9. Misinterpretation of Cost Growth

The article suggests growth is driven by community participation spending. However, major drivers of NDIS growth include:


  • increased participant numbers

  • workforce shortages increasing prices

  • thin markets

  • administrative complexity

  • housing and complex support needs


Community participation spending is therefore not a uniquely problematic category.


The Deeper Problem

The analysis reflects a deeper philosophical conflict:


Is disability support about care or citizenship?

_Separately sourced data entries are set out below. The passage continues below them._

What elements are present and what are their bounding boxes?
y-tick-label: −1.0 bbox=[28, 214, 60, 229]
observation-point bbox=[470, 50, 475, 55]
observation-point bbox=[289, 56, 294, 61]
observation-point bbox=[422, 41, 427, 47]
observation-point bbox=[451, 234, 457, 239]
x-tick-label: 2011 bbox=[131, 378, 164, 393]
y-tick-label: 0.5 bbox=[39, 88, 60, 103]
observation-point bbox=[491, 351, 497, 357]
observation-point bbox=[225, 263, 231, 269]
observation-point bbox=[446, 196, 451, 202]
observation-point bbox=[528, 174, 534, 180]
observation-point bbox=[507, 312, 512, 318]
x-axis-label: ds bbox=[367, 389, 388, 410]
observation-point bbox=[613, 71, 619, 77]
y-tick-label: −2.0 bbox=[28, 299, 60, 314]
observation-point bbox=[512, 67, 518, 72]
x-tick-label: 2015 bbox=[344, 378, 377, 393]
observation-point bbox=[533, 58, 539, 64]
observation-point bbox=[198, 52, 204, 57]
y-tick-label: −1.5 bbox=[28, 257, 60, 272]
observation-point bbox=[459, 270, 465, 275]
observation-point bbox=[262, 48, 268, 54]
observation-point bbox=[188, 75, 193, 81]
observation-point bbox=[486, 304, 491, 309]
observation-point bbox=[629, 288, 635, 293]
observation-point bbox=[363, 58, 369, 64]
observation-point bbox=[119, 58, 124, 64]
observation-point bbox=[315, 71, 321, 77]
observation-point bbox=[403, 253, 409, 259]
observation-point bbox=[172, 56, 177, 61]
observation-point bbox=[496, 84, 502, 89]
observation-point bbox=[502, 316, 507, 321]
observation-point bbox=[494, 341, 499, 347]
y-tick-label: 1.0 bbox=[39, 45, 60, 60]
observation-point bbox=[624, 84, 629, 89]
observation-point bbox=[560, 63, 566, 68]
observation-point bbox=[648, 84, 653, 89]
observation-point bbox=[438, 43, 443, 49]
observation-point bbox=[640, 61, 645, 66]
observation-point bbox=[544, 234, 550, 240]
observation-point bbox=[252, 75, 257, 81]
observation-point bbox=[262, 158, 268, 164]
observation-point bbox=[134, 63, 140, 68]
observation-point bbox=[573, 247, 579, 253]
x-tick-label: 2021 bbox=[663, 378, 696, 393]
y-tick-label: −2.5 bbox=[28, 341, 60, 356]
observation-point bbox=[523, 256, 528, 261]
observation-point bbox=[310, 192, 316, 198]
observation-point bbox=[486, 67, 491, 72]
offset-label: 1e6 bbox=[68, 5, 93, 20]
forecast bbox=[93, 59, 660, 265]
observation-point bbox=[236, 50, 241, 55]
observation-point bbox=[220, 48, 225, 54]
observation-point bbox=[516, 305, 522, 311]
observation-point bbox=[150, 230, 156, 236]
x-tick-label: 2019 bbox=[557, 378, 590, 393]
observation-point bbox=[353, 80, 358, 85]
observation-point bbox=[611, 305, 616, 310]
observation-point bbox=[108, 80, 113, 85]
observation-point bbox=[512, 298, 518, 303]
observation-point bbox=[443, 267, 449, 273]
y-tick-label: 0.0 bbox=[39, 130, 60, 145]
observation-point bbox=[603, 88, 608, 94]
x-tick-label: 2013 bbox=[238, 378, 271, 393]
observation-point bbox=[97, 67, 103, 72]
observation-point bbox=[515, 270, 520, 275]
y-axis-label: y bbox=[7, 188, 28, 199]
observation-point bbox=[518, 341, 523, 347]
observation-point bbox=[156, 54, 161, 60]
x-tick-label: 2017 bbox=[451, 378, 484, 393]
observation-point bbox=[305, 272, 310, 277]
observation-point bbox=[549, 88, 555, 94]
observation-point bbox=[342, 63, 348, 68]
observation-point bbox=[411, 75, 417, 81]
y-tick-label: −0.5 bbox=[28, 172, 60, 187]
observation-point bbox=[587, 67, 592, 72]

The NDIS was designed around citizenship, enabling people with disability to participate in society like everyone else. When the support required for that participation is reframed as wasteful spending, the scheme’s foundational purpose is undermined.


To summarise:

The article treats community participation supports as discretionary lifestyle spending when they are actually core infrastructure enabling disabled people to exist in the community rather than institutions. Driven by clickbait-fueled ableism, the author of this article has fallen into the trap of believing that overcoming decades of institutional paternalism can be rendered null by simplistic solutions formulated at a distance from disabled people.... the same misguided perception, I might add, that underpins the disastrous New Framework Planning process being cobbled together ineffectively by the NDIA and it's Departmental Ministers and their misguided support for the discredited I-CAN categorisation tool.